Red Cross honors volunteers, service
May 9, 2013
FORT CARSON, Colo. -- Soldiers, Airmen and members of the community celebrated the long-standing partnership between the American Red Cross and the armed forces May 7, during an event recognizing volunteers and their service at installations across the Pikes Peak region.
Hosted by the American Red Cross on the grounds of the El Pomar Foundation's Penrose House in Colorado Springs, the evening's military ties were unmistakable as the 4th Infantry Division Brass Band Quintet provided music and a 4th Inf. Div. color guard marked the beginning of the formal portion of the evening.
Event emcee and Pikes Peak Chapter member Deborah MacSwain provided historical background, noting the Pikes Peak Chapter began its service to the armed forces in 1914 by shipping medical supplies to troops during World War I, and has served in every major conflict since.
"You and our past Red Cross volunteers have continued to provide the much needed and much appreciated services to our military and their Families," said MacSwain.
"Now we have the programs for our wounded warriors," MacSwain said. "Maybe you remember the old hospital at Fort Carson. Thousands of Red Cross volunteers walked through those wings and halls delivering crafts, books, magazines, writing letters home for the injured, being a friendly listener, planning special programs and activities -- just like most of you do today at Evans Army (Community) Hospital, the (U.S. Air Force) Academy, Peterson and Schriever (Air Force bases)."
"Much has changed, but not the deep love and dedication each of you have as a Red Cross volunteer serving our military," she said.
Following MacSwain's detailed history, volunteers and staff modeled the evolution of Red Cross uniforms, including a World War II-era uniform modeled by Jennifer Antonia, wife of 4th Inf. Div. Chief of Staff Col. Bruce Antonia.

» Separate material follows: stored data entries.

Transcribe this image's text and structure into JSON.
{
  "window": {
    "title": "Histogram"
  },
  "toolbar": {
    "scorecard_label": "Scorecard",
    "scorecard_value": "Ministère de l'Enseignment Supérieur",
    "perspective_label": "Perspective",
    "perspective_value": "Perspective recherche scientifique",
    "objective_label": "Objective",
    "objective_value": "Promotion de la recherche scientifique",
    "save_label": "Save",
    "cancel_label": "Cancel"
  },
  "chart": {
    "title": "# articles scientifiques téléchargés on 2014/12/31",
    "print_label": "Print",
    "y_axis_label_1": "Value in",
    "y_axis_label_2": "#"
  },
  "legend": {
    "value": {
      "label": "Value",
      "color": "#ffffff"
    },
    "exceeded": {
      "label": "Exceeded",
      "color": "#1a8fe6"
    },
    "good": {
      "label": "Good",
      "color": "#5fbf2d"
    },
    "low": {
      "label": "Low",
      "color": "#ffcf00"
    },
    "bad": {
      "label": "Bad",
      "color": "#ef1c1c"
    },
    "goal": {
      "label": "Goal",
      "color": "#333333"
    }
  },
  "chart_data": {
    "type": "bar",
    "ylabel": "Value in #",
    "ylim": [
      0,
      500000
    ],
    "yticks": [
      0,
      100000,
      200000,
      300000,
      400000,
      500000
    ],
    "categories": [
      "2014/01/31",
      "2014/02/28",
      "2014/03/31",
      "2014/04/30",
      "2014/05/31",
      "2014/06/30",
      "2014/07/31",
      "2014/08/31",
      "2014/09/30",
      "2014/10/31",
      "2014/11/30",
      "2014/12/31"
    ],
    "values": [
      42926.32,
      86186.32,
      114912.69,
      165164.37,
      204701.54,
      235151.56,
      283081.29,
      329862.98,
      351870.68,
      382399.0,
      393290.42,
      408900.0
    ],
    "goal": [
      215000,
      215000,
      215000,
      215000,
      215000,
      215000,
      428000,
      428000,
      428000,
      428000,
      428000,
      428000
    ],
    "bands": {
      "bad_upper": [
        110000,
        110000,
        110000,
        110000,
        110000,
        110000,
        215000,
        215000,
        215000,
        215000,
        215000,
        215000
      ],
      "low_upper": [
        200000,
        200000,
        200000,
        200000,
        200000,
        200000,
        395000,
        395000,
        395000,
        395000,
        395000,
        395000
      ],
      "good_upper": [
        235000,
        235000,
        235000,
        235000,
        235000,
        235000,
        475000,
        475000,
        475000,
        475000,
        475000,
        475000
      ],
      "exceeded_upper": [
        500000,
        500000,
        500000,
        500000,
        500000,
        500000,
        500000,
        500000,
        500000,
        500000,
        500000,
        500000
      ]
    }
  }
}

"We've seen over the last 11 years of ground force deployment and nearly 20 years of naval and Air Force deployment into the Gulf, a substantial op temp that has caused difficulties for Families across all of our services," said retired Air Force Gen. Victor Renuart, former commander of North American Aerospace Defense Command and U.S. Northern Command and current armed forces national senior adviser for the Red Cross.
"And as we've seen those manifest in both recovering wounded as well as Families hit with tragedies during those deployments, the Red Cross has been on the spot to ensure that the notifications are made. But more importantly, that follow-up care case management, and focus on Family needs continues."
Medical Department Activity Commander Col. John McGrath accepted a "Partnership of Excellence" award on behalf of Evans Army Community Hospital, where Red Cross volunteers provide medical assistance in clinics.
"We could not take care of everyone at Evans hospital without the help of the volunteers," said McGrath. "They're even more important now during sequestration time, and when furloughs take place."
McGrath and Air Force Col. Timothy Ballard, commander of 10th Medical Group at the Air Force Academy, presented Chris Sheppard with the Fort Carson Station Volunteer of the Year award for his work in the EACH Behavioral Health Clinic.
"It's huge for us," Ballard said of the impact Red Cross volunteers have, noting that they contribute 900 hours per month to the Air Force Academy mission. "If it wasn't for the volunteers, we couldn't get it all done.
"Volunteers help facilitate all sorts of coordination of care," Ballard said.
Throughout the evening, dozens of volunteers were recognized for their work at Fort Carson, the Air Force Academy and Peterson and Schriever Air Force bases, contributing anywhere from one year to more than 30 years as part of the Red Cross.
Emergency medical technician and Army spouse Lisa Brown was among the volunteers recognized. Brown attributes the fact that she is now an EMT to the medical assistant program the Red Cross provides for military spouses.
"It's to introduce spouses to the medical field to see if they like it," Brown said, explaining the program, which takes nearly three months to complete and is free of charge. "I recommend it to other military spouses."
The program takes place at EACH, where doctors and nurses teach classes during the first two weeks. The remaining time in the program is spent working in clinics.
Brown's husband, Staff Sgt. Jason Brown, MEDDAC, has supervised participants in the program.
"We tell them how to do IVs, oxygen therapy. We evaluate them on their skills," said Jason Brown. "It's a very good program that the Red Cross supports.
"Patients thank (the volunteers)," he said. "They work very hard."